Southannan sands has been the perfect spot to see swans in recent weeks, writes Calum Corral.

There have been a lot of swans in the bay between Hunterston and Fairlie for a few weeks. This photograph is a sample of the flotilla of 25 that were catching the sun there on a recent Friday afternoon, by our regular contributor George Crawford.

I personally don't recall seeing swans coming to Fairlie in such large numbers, and we can only hope that this will continue.

The swans themselves are very elegant, and it reminds me of the family of geese that have made their home on the north west part of the Isle of Cumbrae for the past two years.

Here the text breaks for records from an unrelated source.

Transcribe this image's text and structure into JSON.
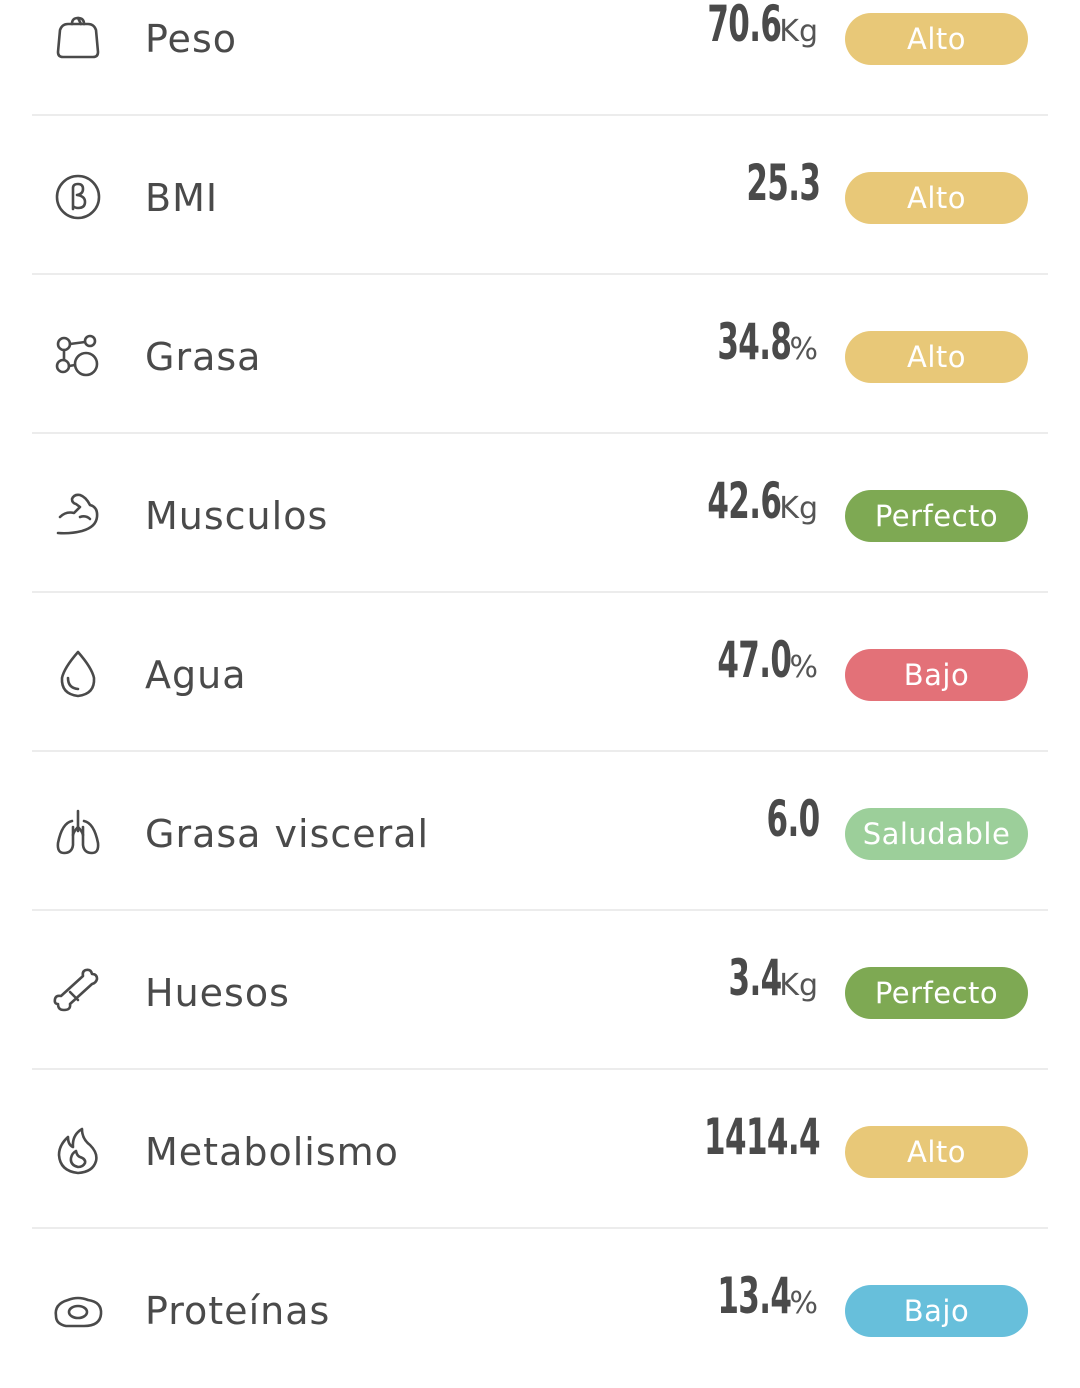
{
  "metrics": [
    {
      "label": "Peso",
      "value": "70.6",
      "unit": "Kg",
      "status": "Alto",
      "status_color": "#e8c878",
      "icon": "scale-icon"
    },
    {
      "label": "BMI",
      "value": "25.3",
      "unit": "",
      "status": "Alto",
      "status_color": "#e8c878",
      "icon": "bmi-icon"
    },
    {
      "label": "Grasa",
      "value": "34.8",
      "unit": "%",
      "status": "Alto",
      "status_color": "#e8c878",
      "icon": "fat-cells-icon"
    },
    {
      "label": "Musculos",
      "value": "42.6",
      "unit": "Kg",
      "status": "Perfecto",
      "status_color": "#7ea953",
      "icon": "muscle-arm-icon"
    },
    {
      "label": "Agua",
      "value": "47.0",
      "unit": "%",
      "status": "Bajo",
      "status_color": "#e37178",
      "icon": "water-drop-icon"
    },
    {
      "label": "Grasa visceral",
      "value": "6.0",
      "unit": "",
      "status": "Saludable",
      "status_color": "#9ccf9a",
      "icon": "lungs-icon"
    },
    {
      "label": "Huesos",
      "value": "3.4",
      "unit": "Kg",
      "status": "Perfecto",
      "status_color": "#7ea953",
      "icon": "bone-icon"
    },
    {
      "label": "Metabolismo",
      "value": "1414.4",
      "unit": "",
      "status": "Alto",
      "status_color": "#e8c878",
      "icon": "flame-icon"
    },
    {
      "label": "Proteínas",
      "value": "13.4",
      "unit": "%",
      "status": "Bajo",
      "status_color": "#67bfdb",
      "icon": "protein-icon"
    }
  ]
}
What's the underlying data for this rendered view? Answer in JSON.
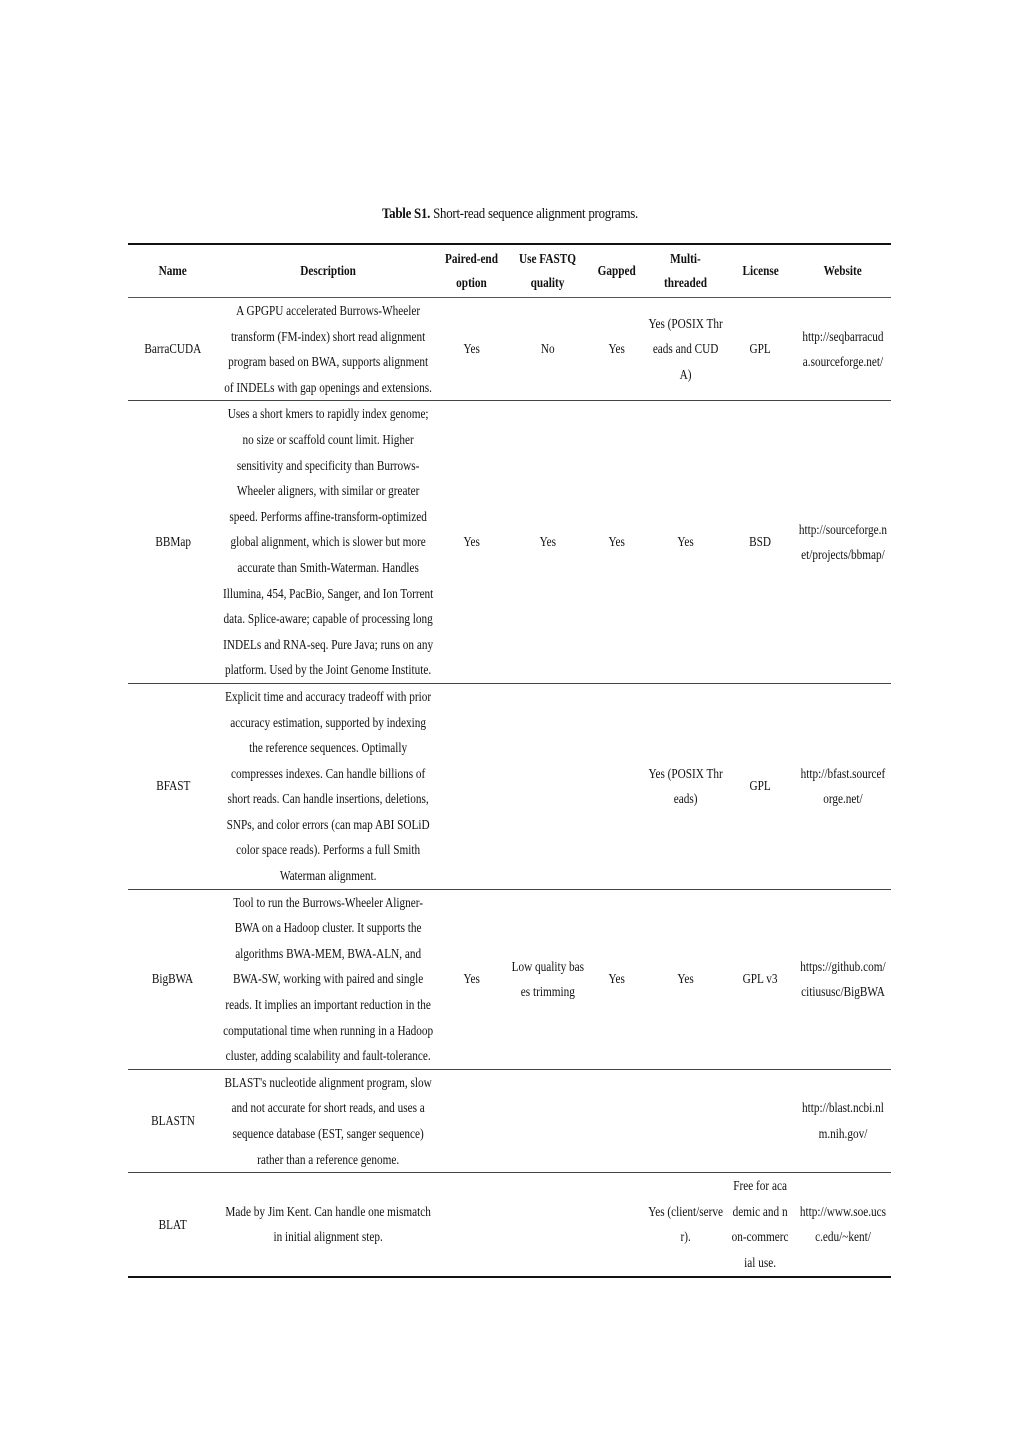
{
  "caption": {
    "label": "Table S1.",
    "text": "Short-read sequence alignment programs."
  },
  "table": {
    "headers": {
      "name": "Name",
      "description": "Description",
      "paired_end": "Paired-end option",
      "fastq": "Use FASTQ quality",
      "gapped": "Gapped",
      "multithreaded": "Multi-threaded",
      "license": "License",
      "website": "Website"
    },
    "rows": [
      {
        "name": "BarraCUDA",
        "description": "A GPGPU accelerated Burrows-Wheeler transform (FM-index) short read alignment program based on BWA, supports alignment of INDELs with gap openings and extensions.",
        "paired_end": "Yes",
        "fastq": "No",
        "gapped": "Yes",
        "multithreaded": "Yes (POSIX Threads and CUDA)",
        "license": "GPL",
        "website": "http://seqbarracuda.sourceforge.net/"
      },
      {
        "name": "BBMap",
        "description": "Uses a short kmers to rapidly index genome; no size or scaffold count limit. Higher sensitivity and specificity than Burrows-Wheeler aligners, with similar or greater speed. Performs affine-transform-optimized global alignment, which is slower but more accurate than Smith-Waterman. Handles Illumina, 454, PacBio, Sanger, and Ion Torrent data. Splice-aware; capable of processing long INDELs and RNA-seq. Pure Java; runs on any platform. Used by the Joint Genome Institute.",
        "paired_end": "Yes",
        "fastq": "Yes",
        "gapped": "Yes",
        "multithreaded": "Yes",
        "license": "BSD",
        "website": "http://sourceforge.net/projects/bbmap/"
      },
      {
        "name": "BFAST",
        "description": "Explicit time and accuracy tradeoff with prior accuracy estimation, supported by indexing the reference sequences. Optimally compresses indexes. Can handle billions of short reads. Can handle insertions, deletions, SNPs, and color errors (can map ABI SOLiD color space reads). Performs a full Smith Waterman alignment.",
        "paired_end": "",
        "fastq": "",
        "gapped": "",
        "multithreaded": "Yes (POSIX Threads)",
        "license": "GPL",
        "website": "http://bfast.sourceforge.net/"
      },
      {
        "name": "BigBWA",
        "description": "Tool to run the Burrows-Wheeler Aligner-BWA on a Hadoop cluster. It supports the algorithms BWA-MEM, BWA-ALN, and BWA-SW, working with paired and single reads. It implies an important reduction in the computational time when running in a Hadoop cluster, adding scalability and fault-tolerance.",
        "paired_end": "Yes",
        "fastq": "Low quality bases trimming",
        "gapped": "Yes",
        "multithreaded": "Yes",
        "license": "GPL v3",
        "website": "https://github.com/citiususc/BigBWA"
      },
      {
        "name": "BLASTN",
        "description": "BLAST's nucleotide alignment program, slow and not accurate for short reads, and uses a sequence database (EST, sanger sequence) rather than a reference genome.",
        "paired_end": "",
        "fastq": "",
        "gapped": "",
        "multithreaded": "",
        "license": "",
        "website": "http://blast.ncbi.nlm.nih.gov/"
      },
      {
        "name": "BLAT",
        "description": "Made by Jim Kent. Can handle one mismatch in initial alignment step.",
        "paired_end": "",
        "fastq": "",
        "gapped": "",
        "multithreaded": "Yes (client/server).",
        "license": "Free for academic and non-commercial use.",
        "website": "http://www.soe.ucsc.edu/~kent/"
      }
    ]
  }
}
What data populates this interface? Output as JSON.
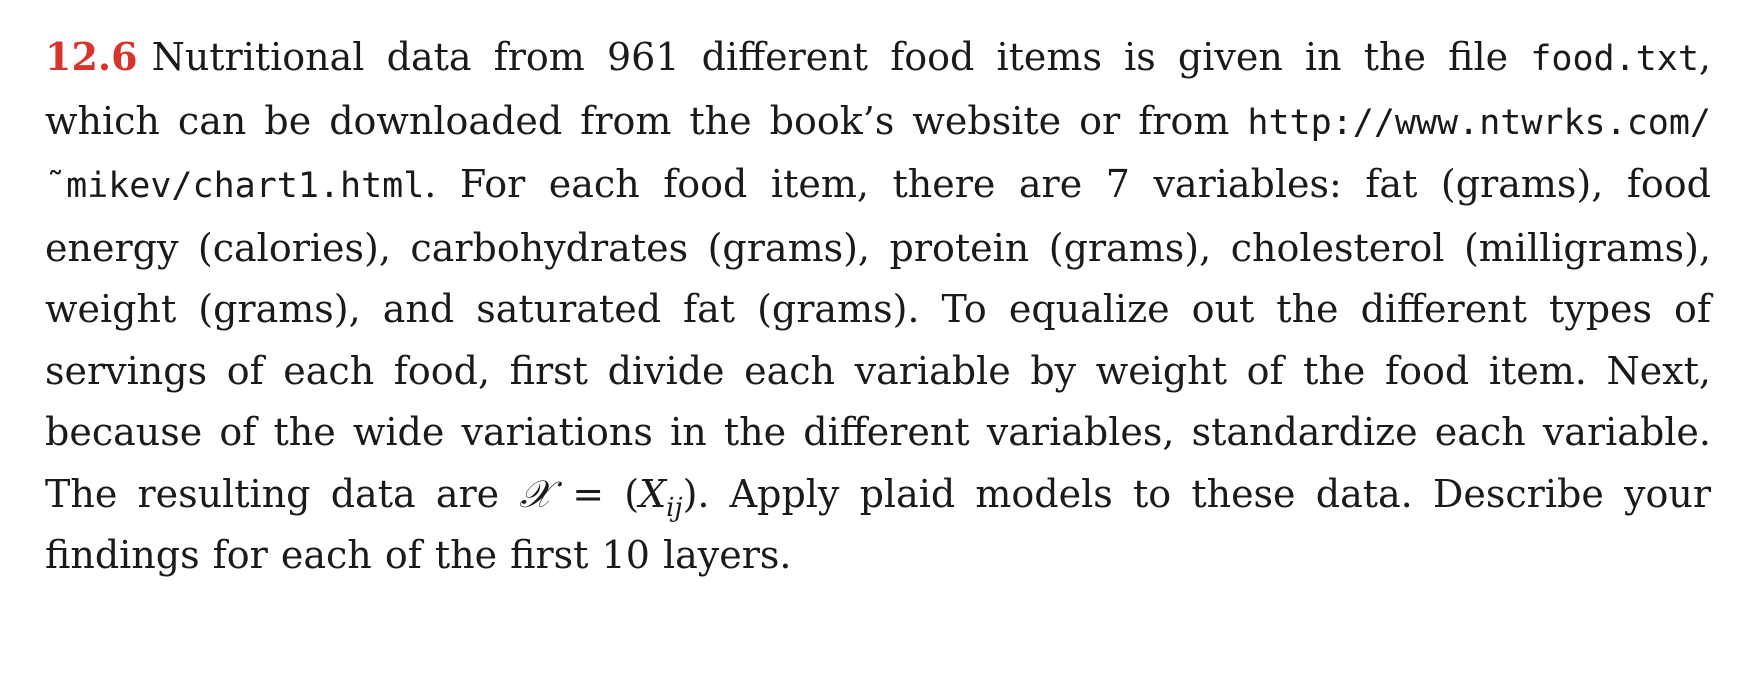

However, while there was a family of five, one of the geese has sadly gone missing since the turn of the year. They have become something of a tourist attraction, with cyclists, joggers, and even the local bus driver, having to stop on occasion to allow the gaggle to safely pass on by!

Another thing that I have noticed while on my travels is the sheer amount of rabbits which seem to be multiplying. I am sure there is an old saying in relation to this, which just escapes my mind at present!

When walking up to Fairlie' leafy Castlepark Gardens, it is difficult not to see around a dozen rabbits, either in the old Fairlie Primary School grounds, or in the swing park, or disappearing into a hedge.

The same applies in Millport at West Bay point, and quite often when cycling around the island, I am joined by a scurrying rabbit or two!

The bird life around Cumbrae always makes for impressive viewing, whether on the coast, or up above, and walking up to the Glaidstone area, where you are really treated to an amazing perspective of the surrounding coastlines of Largs, Bute, and further up the Clyde towards Greenock and Dunoon.

On one occasion recently, I was admiring these very views, when I spotted the unusual sight of not one, or two, but three buzzards all drifting in the air up above.

Of course, the horrible weather of recent weeks, including Storm Abigail, has made pleasant walks into the countryside a bit less appealing, although I like to go out in all weathers, to see what has changed, be it high tides, or trees taken down in the storms, there is always some dramatic displacement which catches the eye.

A walk I had planned while in Millport on Remembrance Sunday was curtailed by the weather. So, I went along to the Remembrance parade, during howling gales. with waves crashing off the shore, and on to the road, as the parade was taking place along Guildford Street.

I was very proud of the Millport British Legion, who performed their parade through the torrential rain. They were trying conditions but well attended, and nothing was going to stop them!